Le 28 février 2026, les États-Unis et Israël ont lancé leur campagne aérienne contre l’Iran et la trêve est arrivée début avril. Les forces états-uniennes ont frappé plus de 13 000 cibles, dont plus de 4 000 objectifs mobiles apparus en cours de mission.

Kenneth Wilsbach, chef d’état-major de l’armée de l’Air, a salué le Reaper lors d’une audition au Congrès. « Aucune autre plateforme n’approche le MQ-9 », a-t-il lancé aux élus. Mais ce n’est pas tout puisque le Congressional Research Service a recensé au moins 42 appareils perdus ou endommagés.

Le décompte comprend 28 Reaper, quatre F-15E, un F-35 et sept ravitailleurs KC-135. Résultat, la flotte de Reaper est tombée à environ 135 exemplaires. Au début de l’exercice 2025, l’armée de l’Air en alignait encore 231. Le plancher optimal est fixé à 189 appareils.

Le Reaper, une cible facile pour les adversaires des États-Unis

Il faut dire que le Reaper est une cible commode. L’appareil vole lentement, sur des trajectoires prévisibles, sans la moindre furtivité. Les batteries iraniennes s’appuient sur des capteurs électro-optiques et infrarouges, qui n’alertent pas les détecteurs radar du drone.

Certains drones ont aussi brûlé au sol, sous les frappes iraniennes contre les bases de la région. Pour rappel, entre 2023 et 2025, les Houthis ont déjà abattu une vingtaine de Reaper. Les armées cherchent partout des parades bon marché, à l’image du canon du char Leclerc contre les drones.

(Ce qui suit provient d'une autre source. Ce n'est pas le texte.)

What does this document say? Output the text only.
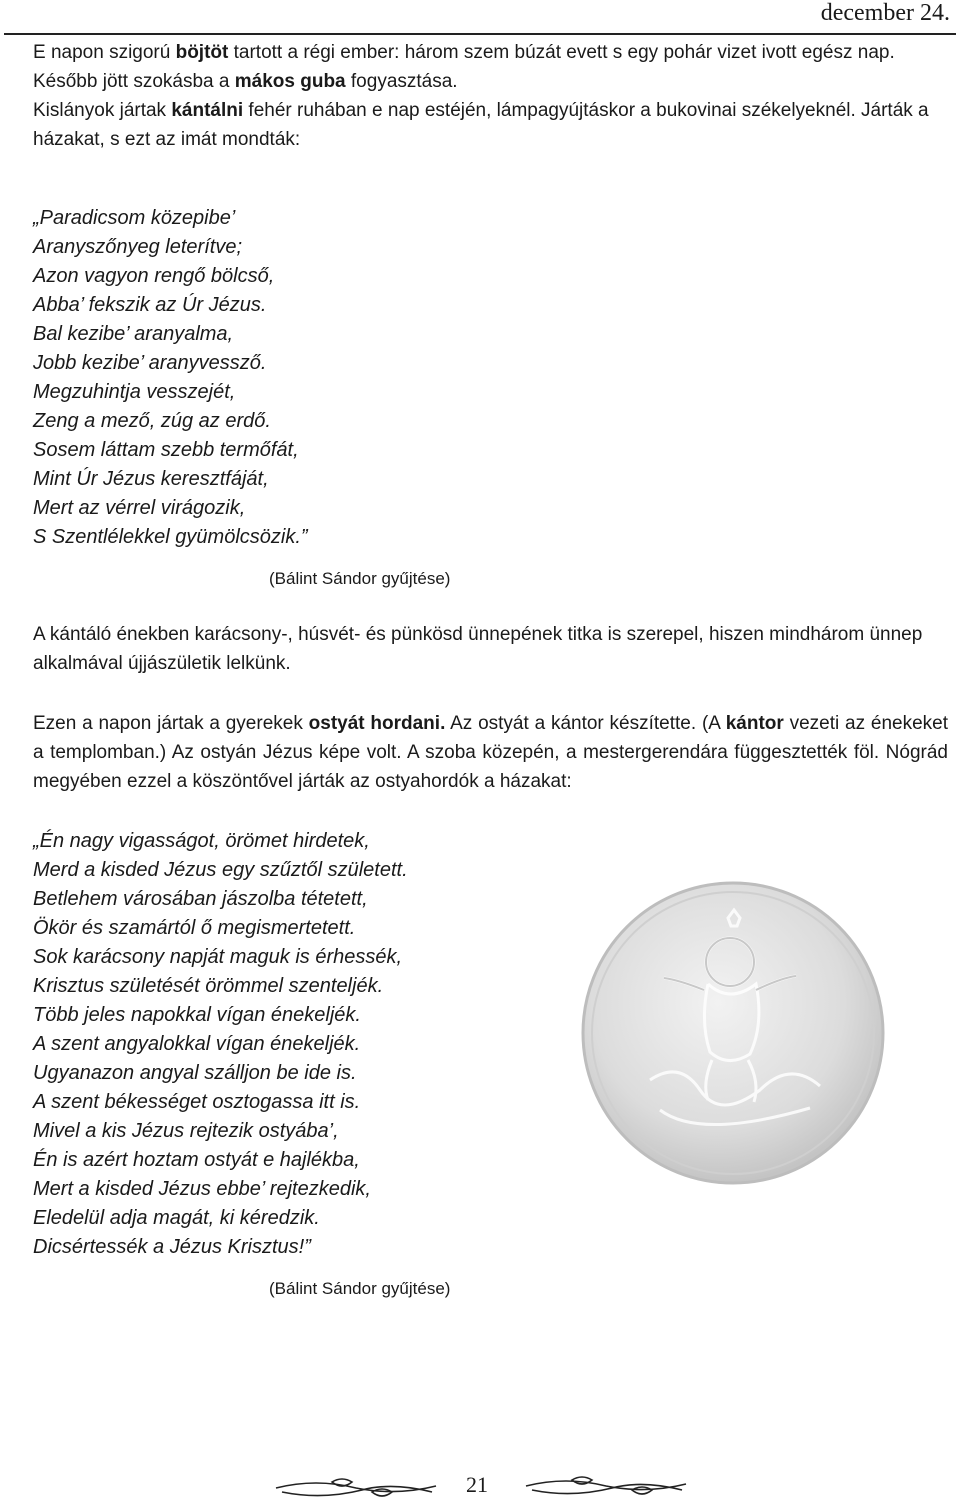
december 24.
E napon szigorú böjtöt tartott a régi ember: három szem búzát evett s egy pohár vizet ivott egész nap. Később jött szokásba a mákos guba fogyasztása.
Kislányok jártak kántálni fehér ruhában e nap estéjén, lámpagyújtáskor a bukovinai székelyeknél. Járták a házakat, s ezt az imát mondták:
„Paradicsom közepibe’
Aranyszőnyeg leterítve;
Azon vagyon rengő bölcső,
Abba’ fekszik az Úr Jézus.
Bal kezibe’ aranyalma,
Jobb kezibe’ aranyvessző.
Megzuhintja vesszejét,
Zeng a mező, zúg az erdő.
Sosem láttam szebb termőfát,
Mint Úr Jézus keresztfáját,
Mert az vérrel virágozik,
S Szentlélekkel gyümölcsözik.”
(Bálint Sándor gyűjtése)
A kántáló énekben karácsony-, húsvét- és pünkösd ünnepének titka is szerepel, hiszen mindhárom ünnep alkalmával újjászületik lelkünk.
Ezen a napon jártak a gyerekek ostyát hordani. Az ostyát a kántor készítette. (A kántor vezeti az énekeket a templomban.) Az ostyán Jézus képe volt. A szoba közepén, a mestergerendára függesztették föl. Nógrád megyében ezzel a köszöntővel járták az ostyahordók a házakat:
„Én nagy vigasságot, örömet hirdetek,
Merd a kisded Jézus egy szűztől született.
Betlehem városában jászolba tétetett,
Ökör és szamártól ő megismertetett.
Sok karácsony napját maguk is érhessék,
Krisztus születését örömmel szenteljék.
Több jeles napokkal vígan énekeljék.
A szent angyalokkal vígan énekeljék.
Ugyanazon angyal szálljon be ide is.
A szent békességet osztogassa itt is.
Mivel a kis Jézus rejtezik ostyába’,
Én is azért hoztam ostyát e hajlékba,
Mert a kisded Jézus ebbe’ rejtezkedik,
Eledelül adja magát, ki kéredzik.
Dicsértessék a Jézus Krisztus!”
(Bálint Sándor gyűjtése)
21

Le calcul économique tourne au désavantage des États-Unis. Un Reaper coûte environ trente millions de dollars, et jusqu’à cinquante millions de dollars avec sa suite de capteurs complète. Le drone d’attaque iranien qui le vise vaut quelques dizaines de milliers de dollars.

Reaper drone
© U.S. Air Force

Sauf que voilà, Kenneth Wilsbach défend le bilan du Reaper, puisqu’aucun équipage n’a été exposé au feu. L’armée de l’Air et de l’Espace française connaît la même situation. Ses Rafale ont tiré des missiles à 600 000 euros contre des drones au-dessus du Golfe.

L’Ukraine a exploré cette voie depuis des mois. Ses forces lancent chaque jour des centaines de drones et de missiles peu coûteux contre les raffineries, les dépôts et les axes logistiques russes.

Cette pression permanente épuise les intercepteurs adverses plus vite que l’industrie russe ne les remplace. Kiev pousse la logique jusqu’au largage de drones kamikazes depuis des ballons, pour doubler la portée sans dépenser un dollar de plus.

Le cahier des charges du Massed Modular Aircraft reprend ce raisonnement. On parle d’une charge utile d’au moins 1 270 kilogrammes et d’un rayon d’action de combat de 4 260 kilomètres sans ravitaillement. Un vol sans retour porterait l’engin à près de 14 800 kilomètres.

Un premier prototype de drone sera testé sous deux ans

Le drone gardera les capteurs vidéo et les armements du MQ-9A. Un prototype grandeur nature volera dans les 21 mois après la notification du contrat. D’ici l’exercice 2031, la Defense Innovation Unit vise vingt appareils prêts au combat. Et pour cause, la flotte de Reaper fond plus vite que l’industrie ne la reconstitue.

En 2025, General Atomics a arrêté la production du MQ-9A. Le constructeur ne propose plus qu’une dizaine de drones neufs dans le monde entier et pousse son MQ-9B SkyGuardian à trente millions de dollars. Mark Brinkley, porte-parole de General Atomics, défend la valeur de sa gamme et se dit prêt à concourir.

Le 11 mai 2026, l’armée de l’Air a déjà validé le besoin d’un successeur modulaire, produit en masse et bon marché. Bref, la leçon ukrainienne est comprise à Washington. Le Pentagone réclame près de 54,6 milliards de dollars pour son groupe de guerre autonome. Ce bureau a touché 225,9 millions de dollars un an auparavant.

Des sénateurs s’alarment déjà de l’absence de doctrine face à des essaims autonomes, un débat qui recoupe celui des drones tueurs pilotés par une IA. La production de masse reste le vrai obstacle.